ALS生活, オンラインサロン, 父からの手紙

長い間、成功は幸福の条件だと思ってきました。

20代のころは、成功とは乗っかったレールの中で成果を出していくことだと思っていました。それなりの大学を卒業して、大企業の研究部門へ就職し、順調に成功の階段を上っているかのようでした。

結婚もして息子も二人生まれて、外からは幸せに見えていたかもしれません。

ところが、10年くらいたった30代中ごろに、このままでは幸せになれないと思うようになりました。いわゆる会社での評価と、自分にとっての目標が一致していないことに気づいたからです。

これは、シリコンバレーに一年住んで、独立自尊で自由な空気に触れたことも影響していたと思います。

そこから35歳で社内の事業部門に希望して異動し、さらに40歳でベンチャー企業に転職して、最後は47歳で組織に属さない働き方を選択することになりました。安定からも成功からも遠ざかるようで、さらに苦労もしたので幸せともいえない時期もありました。

それでも独立してからは、新たな出会いが増えて行きました。

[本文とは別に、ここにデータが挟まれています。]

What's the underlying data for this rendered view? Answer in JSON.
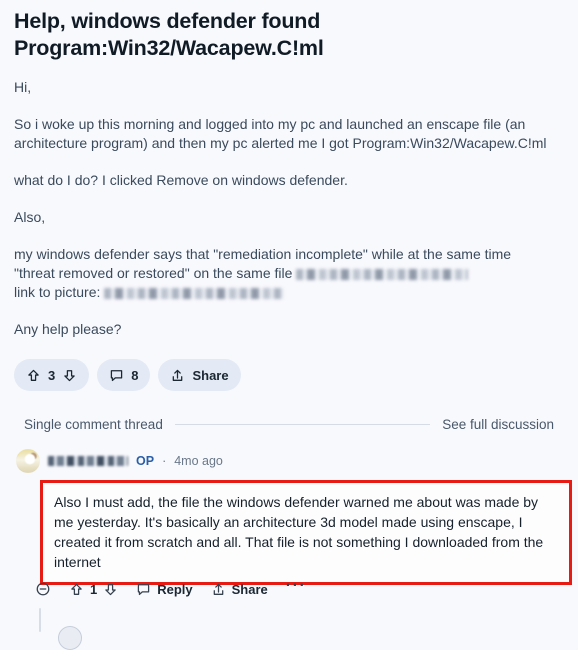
{
  "post": {
    "title": "Help, windows defender found Program:Win32/Wacapew.C!ml",
    "body": {
      "greeting": "Hi,",
      "para1": "So i woke up this morning and logged into my pc and launched an enscape file (an architecture program) and then my pc alerted me I got Program:Win32/Wacapew.C!ml",
      "para2": "what do I do? I clicked Remove on windows defender.",
      "para3": "Also,",
      "para4_line1": "my windows defender says that \"remediation incomplete\" while at the same time",
      "para4_line2_prefix": "\"threat removed or restored\" on the same file ",
      "para4_line3_prefix": "link to picture: ",
      "para5": "Any help please?"
    },
    "actions": {
      "upvote_icon": "upvote-arrow-icon",
      "vote_count": "3",
      "downvote_icon": "downvote-arrow-icon",
      "comment_icon": "comment-bubble-icon",
      "comment_count": "8",
      "share_icon": "share-arrow-icon",
      "share_label": "Share"
    }
  },
  "thread_divider": {
    "left_label": "Single comment thread",
    "right_label": "See full discussion"
  },
  "comment": {
    "avatar_icon": "user-avatar",
    "username_redacted": true,
    "op_badge": "OP",
    "separator": "·",
    "timestamp": "4mo ago",
    "text": "Also I must add, the file the windows defender warned me about was made by me yesterday. It's basically an architecture 3d model made using enscape, I created it from scratch and all. That file is not something I downloaded from the internet",
    "highlight_color": "#e81b14",
    "actions": {
      "collapse_icon": "collapse-minus-circle-icon",
      "upvote_icon": "upvote-arrow-icon",
      "vote_count": "1",
      "downvote_icon": "downvote-arrow-icon",
      "reply_icon": "reply-bubble-icon",
      "reply_label": "Reply",
      "share_icon": "share-arrow-icon",
      "share_label": "Share",
      "more_label": "···"
    }
  },
  "theme": {
    "background": "#f8f9fd",
    "title_color": "#101b26",
    "body_color": "#3a4a5c",
    "pill_background": "#e3eaf5",
    "op_color": "#2a5fa8",
    "highlight_red": "#e81b14"
  }
}
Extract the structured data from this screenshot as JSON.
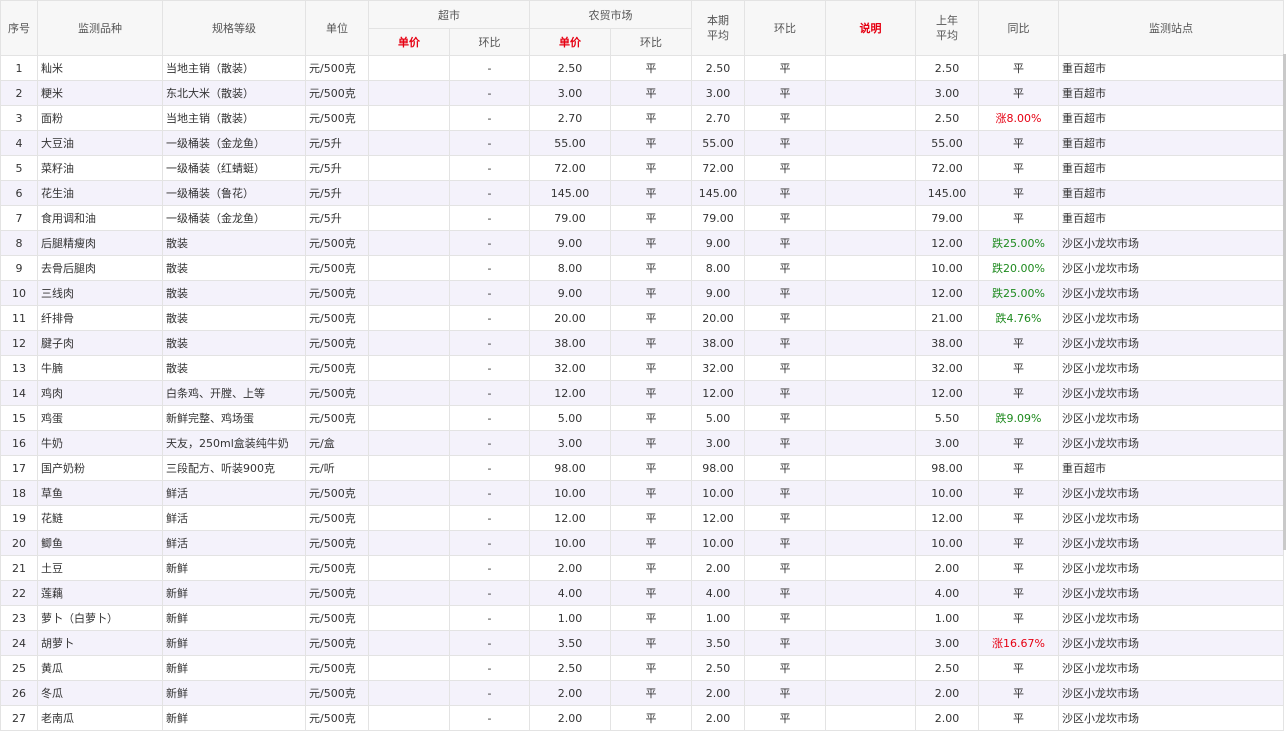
{
  "header": {
    "seq": "序号",
    "item": "监测品种",
    "spec": "规格等级",
    "unit": "单位",
    "supermarket": "超市",
    "farmers_market": "农贸市场",
    "period_avg": "本期\n平均",
    "mom": "环比",
    "note": "说明",
    "last_year_avg": "上年\n平均",
    "yoy": "同比",
    "station": "监测站点",
    "sm_price": "单价",
    "sm_mom": "环比",
    "fm_price": "单价",
    "fm_mom": "环比"
  },
  "colors": {
    "accent_red": "#e60012",
    "accent_green": "#1e8a1e",
    "alt_row": "#f4f2fb",
    "header_bg": "#f7f7f7"
  },
  "rows": [
    {
      "seq": "1",
      "item": "籼米",
      "spec": "当地主销（散装）",
      "unit": "元/500克",
      "sm_price": "",
      "sm_mom": "-",
      "fm_price": "2.50",
      "fm_mom": "平",
      "avg": "2.50",
      "mom": "平",
      "note": "",
      "last_avg": "2.50",
      "yoy": "平",
      "yoy_trend": "flat",
      "station": "重百超市"
    },
    {
      "seq": "2",
      "item": "粳米",
      "spec": "东北大米（散装）",
      "unit": "元/500克",
      "sm_price": "",
      "sm_mom": "-",
      "fm_price": "3.00",
      "fm_mom": "平",
      "avg": "3.00",
      "mom": "平",
      "note": "",
      "last_avg": "3.00",
      "yoy": "平",
      "yoy_trend": "flat",
      "station": "重百超市"
    },
    {
      "seq": "3",
      "item": "面粉",
      "spec": "当地主销（散装）",
      "unit": "元/500克",
      "sm_price": "",
      "sm_mom": "-",
      "fm_price": "2.70",
      "fm_mom": "平",
      "avg": "2.70",
      "mom": "平",
      "note": "",
      "last_avg": "2.50",
      "yoy": "涨8.00%",
      "yoy_trend": "up",
      "station": "重百超市"
    },
    {
      "seq": "4",
      "item": "大豆油",
      "spec": "一级桶装（金龙鱼）",
      "unit": "元/5升",
      "sm_price": "",
      "sm_mom": "-",
      "fm_price": "55.00",
      "fm_mom": "平",
      "avg": "55.00",
      "mom": "平",
      "note": "",
      "last_avg": "55.00",
      "yoy": "平",
      "yoy_trend": "flat",
      "station": "重百超市"
    },
    {
      "seq": "5",
      "item": "菜籽油",
      "spec": "一级桶装（红蜻蜓）",
      "unit": "元/5升",
      "sm_price": "",
      "sm_mom": "-",
      "fm_price": "72.00",
      "fm_mom": "平",
      "avg": "72.00",
      "mom": "平",
      "note": "",
      "last_avg": "72.00",
      "yoy": "平",
      "yoy_trend": "flat",
      "station": "重百超市"
    },
    {
      "seq": "6",
      "item": "花生油",
      "spec": "一级桶装（鲁花）",
      "unit": "元/5升",
      "sm_price": "",
      "sm_mom": "-",
      "fm_price": "145.00",
      "fm_mom": "平",
      "avg": "145.00",
      "mom": "平",
      "note": "",
      "last_avg": "145.00",
      "yoy": "平",
      "yoy_trend": "flat",
      "station": "重百超市"
    },
    {
      "seq": "7",
      "item": "食用调和油",
      "spec": "一级桶装（金龙鱼）",
      "unit": "元/5升",
      "sm_price": "",
      "sm_mom": "-",
      "fm_price": "79.00",
      "fm_mom": "平",
      "avg": "79.00",
      "mom": "平",
      "note": "",
      "last_avg": "79.00",
      "yoy": "平",
      "yoy_trend": "flat",
      "station": "重百超市"
    },
    {
      "seq": "8",
      "item": "后腿精瘦肉",
      "spec": "散装",
      "unit": "元/500克",
      "sm_price": "",
      "sm_mom": "-",
      "fm_price": "9.00",
      "fm_mom": "平",
      "avg": "9.00",
      "mom": "平",
      "note": "",
      "last_avg": "12.00",
      "yoy": "跌25.00%",
      "yoy_trend": "down",
      "station": "沙区小龙坎市场"
    },
    {
      "seq": "9",
      "item": "去骨后腿肉",
      "spec": "散装",
      "unit": "元/500克",
      "sm_price": "",
      "sm_mom": "-",
      "fm_price": "8.00",
      "fm_mom": "平",
      "avg": "8.00",
      "mom": "平",
      "note": "",
      "last_avg": "10.00",
      "yoy": "跌20.00%",
      "yoy_trend": "down",
      "station": "沙区小龙坎市场"
    },
    {
      "seq": "10",
      "item": "三线肉",
      "spec": "散装",
      "unit": "元/500克",
      "sm_price": "",
      "sm_mom": "-",
      "fm_price": "9.00",
      "fm_mom": "平",
      "avg": "9.00",
      "mom": "平",
      "note": "",
      "last_avg": "12.00",
      "yoy": "跌25.00%",
      "yoy_trend": "down",
      "station": "沙区小龙坎市场"
    },
    {
      "seq": "11",
      "item": "纤排骨",
      "spec": "散装",
      "unit": "元/500克",
      "sm_price": "",
      "sm_mom": "-",
      "fm_price": "20.00",
      "fm_mom": "平",
      "avg": "20.00",
      "mom": "平",
      "note": "",
      "last_avg": "21.00",
      "yoy": "跌4.76%",
      "yoy_trend": "down",
      "station": "沙区小龙坎市场"
    },
    {
      "seq": "12",
      "item": "腱子肉",
      "spec": "散装",
      "unit": "元/500克",
      "sm_price": "",
      "sm_mom": "-",
      "fm_price": "38.00",
      "fm_mom": "平",
      "avg": "38.00",
      "mom": "平",
      "note": "",
      "last_avg": "38.00",
      "yoy": "平",
      "yoy_trend": "flat",
      "station": "沙区小龙坎市场"
    },
    {
      "seq": "13",
      "item": "牛腩",
      "spec": "散装",
      "unit": "元/500克",
      "sm_price": "",
      "sm_mom": "-",
      "fm_price": "32.00",
      "fm_mom": "平",
      "avg": "32.00",
      "mom": "平",
      "note": "",
      "last_avg": "32.00",
      "yoy": "平",
      "yoy_trend": "flat",
      "station": "沙区小龙坎市场"
    },
    {
      "seq": "14",
      "item": "鸡肉",
      "spec": "白条鸡、开膛、上等",
      "unit": "元/500克",
      "sm_price": "",
      "sm_mom": "-",
      "fm_price": "12.00",
      "fm_mom": "平",
      "avg": "12.00",
      "mom": "平",
      "note": "",
      "last_avg": "12.00",
      "yoy": "平",
      "yoy_trend": "flat",
      "station": "沙区小龙坎市场"
    },
    {
      "seq": "15",
      "item": "鸡蛋",
      "spec": "新鲜完整、鸡场蛋",
      "unit": "元/500克",
      "sm_price": "",
      "sm_mom": "-",
      "fm_price": "5.00",
      "fm_mom": "平",
      "avg": "5.00",
      "mom": "平",
      "note": "",
      "last_avg": "5.50",
      "yoy": "跌9.09%",
      "yoy_trend": "down",
      "station": "沙区小龙坎市场"
    },
    {
      "seq": "16",
      "item": "牛奶",
      "spec": "天友，250ml盒装纯牛奶",
      "unit": "元/盒",
      "sm_price": "",
      "sm_mom": "-",
      "fm_price": "3.00",
      "fm_mom": "平",
      "avg": "3.00",
      "mom": "平",
      "note": "",
      "last_avg": "3.00",
      "yoy": "平",
      "yoy_trend": "flat",
      "station": "沙区小龙坎市场"
    },
    {
      "seq": "17",
      "item": "国产奶粉",
      "spec": "三段配方、听装900克",
      "unit": "元/听",
      "sm_price": "",
      "sm_mom": "-",
      "fm_price": "98.00",
      "fm_mom": "平",
      "avg": "98.00",
      "mom": "平",
      "note": "",
      "last_avg": "98.00",
      "yoy": "平",
      "yoy_trend": "flat",
      "station": "重百超市"
    },
    {
      "seq": "18",
      "item": "草鱼",
      "spec": "鲜活",
      "unit": "元/500克",
      "sm_price": "",
      "sm_mom": "-",
      "fm_price": "10.00",
      "fm_mom": "平",
      "avg": "10.00",
      "mom": "平",
      "note": "",
      "last_avg": "10.00",
      "yoy": "平",
      "yoy_trend": "flat",
      "station": "沙区小龙坎市场"
    },
    {
      "seq": "19",
      "item": "花鲢",
      "spec": "鲜活",
      "unit": "元/500克",
      "sm_price": "",
      "sm_mom": "-",
      "fm_price": "12.00",
      "fm_mom": "平",
      "avg": "12.00",
      "mom": "平",
      "note": "",
      "last_avg": "12.00",
      "yoy": "平",
      "yoy_trend": "flat",
      "station": "沙区小龙坎市场"
    },
    {
      "seq": "20",
      "item": "鲫鱼",
      "spec": "鲜活",
      "unit": "元/500克",
      "sm_price": "",
      "sm_mom": "-",
      "fm_price": "10.00",
      "fm_mom": "平",
      "avg": "10.00",
      "mom": "平",
      "note": "",
      "last_avg": "10.00",
      "yoy": "平",
      "yoy_trend": "flat",
      "station": "沙区小龙坎市场"
    },
    {
      "seq": "21",
      "item": "土豆",
      "spec": "新鲜",
      "unit": "元/500克",
      "sm_price": "",
      "sm_mom": "-",
      "fm_price": "2.00",
      "fm_mom": "平",
      "avg": "2.00",
      "mom": "平",
      "note": "",
      "last_avg": "2.00",
      "yoy": "平",
      "yoy_trend": "flat",
      "station": "沙区小龙坎市场"
    },
    {
      "seq": "22",
      "item": "莲藕",
      "spec": "新鲜",
      "unit": "元/500克",
      "sm_price": "",
      "sm_mom": "-",
      "fm_price": "4.00",
      "fm_mom": "平",
      "avg": "4.00",
      "mom": "平",
      "note": "",
      "last_avg": "4.00",
      "yoy": "平",
      "yoy_trend": "flat",
      "station": "沙区小龙坎市场"
    },
    {
      "seq": "23",
      "item": "萝卜（白萝卜）",
      "spec": "新鲜",
      "unit": "元/500克",
      "sm_price": "",
      "sm_mom": "-",
      "fm_price": "1.00",
      "fm_mom": "平",
      "avg": "1.00",
      "mom": "平",
      "note": "",
      "last_avg": "1.00",
      "yoy": "平",
      "yoy_trend": "flat",
      "station": "沙区小龙坎市场"
    },
    {
      "seq": "24",
      "item": "胡萝卜",
      "spec": "新鲜",
      "unit": "元/500克",
      "sm_price": "",
      "sm_mom": "-",
      "fm_price": "3.50",
      "fm_mom": "平",
      "avg": "3.50",
      "mom": "平",
      "note": "",
      "last_avg": "3.00",
      "yoy": "涨16.67%",
      "yoy_trend": "up",
      "station": "沙区小龙坎市场"
    },
    {
      "seq": "25",
      "item": "黄瓜",
      "spec": "新鲜",
      "unit": "元/500克",
      "sm_price": "",
      "sm_mom": "-",
      "fm_price": "2.50",
      "fm_mom": "平",
      "avg": "2.50",
      "mom": "平",
      "note": "",
      "last_avg": "2.50",
      "yoy": "平",
      "yoy_trend": "flat",
      "station": "沙区小龙坎市场"
    },
    {
      "seq": "26",
      "item": "冬瓜",
      "spec": "新鲜",
      "unit": "元/500克",
      "sm_price": "",
      "sm_mom": "-",
      "fm_price": "2.00",
      "fm_mom": "平",
      "avg": "2.00",
      "mom": "平",
      "note": "",
      "last_avg": "2.00",
      "yoy": "平",
      "yoy_trend": "flat",
      "station": "沙区小龙坎市场"
    },
    {
      "seq": "27",
      "item": "老南瓜",
      "spec": "新鲜",
      "unit": "元/500克",
      "sm_price": "",
      "sm_mom": "-",
      "fm_price": "2.00",
      "fm_mom": "平",
      "avg": "2.00",
      "mom": "平",
      "note": "",
      "last_avg": "2.00",
      "yoy": "平",
      "yoy_trend": "flat",
      "station": "沙区小龙坎市场"
    }
  ]
}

そのおかげで仕事も困らなくなり、自分が好きなことをする時間も増えて、幸福感も上がっていきました。

48歳にしてようやく気付きました。

成功とは他人の基準で決まるもの、幸福とは自分の基準で決まるもの。

もっと早く気づいたらよかったんですけどね。

 

当時それまでの仕事経験を活かして、新事業開発のコンサルティングをしていましたが、ほとんどの人が社内での評価を求めているだけで、それ以上の成功を求めていないことに気づきました。というより、自分を幸福にする方法を知らないので、他人の評価しか基準がないようでした。以前の自分と同じでした。

 

何故そうなのか、自分はどうなのかを探求し始めたころのALS発症でした。

告知されたころは、成功からも幸福からも遠ざかるばかりでどん底でしたが、発症から5年たち比較的体調が安定している今は、結構幸福感を感じて生活できるようになっています。自分は何に幸せを感じるのか、自分の心と対話していて、それができるようになっているからです。

もし成功というか他人の基準で生きていたとしたら、いまでも限りない絶望感のままでいたでしょうし、気管切開も選択しなかったと思います。

最近よく思うのは、自分の心と対話することが日々の幸福感の原動力であり、そうして日々を過ごしていくことが、死ぬときに自分で自分を成功したと思えるのではないかということです。

うまくいくこともうまくいかないこともあるでしょうが、すべてまるっと受け止めて日々を送りたいものです。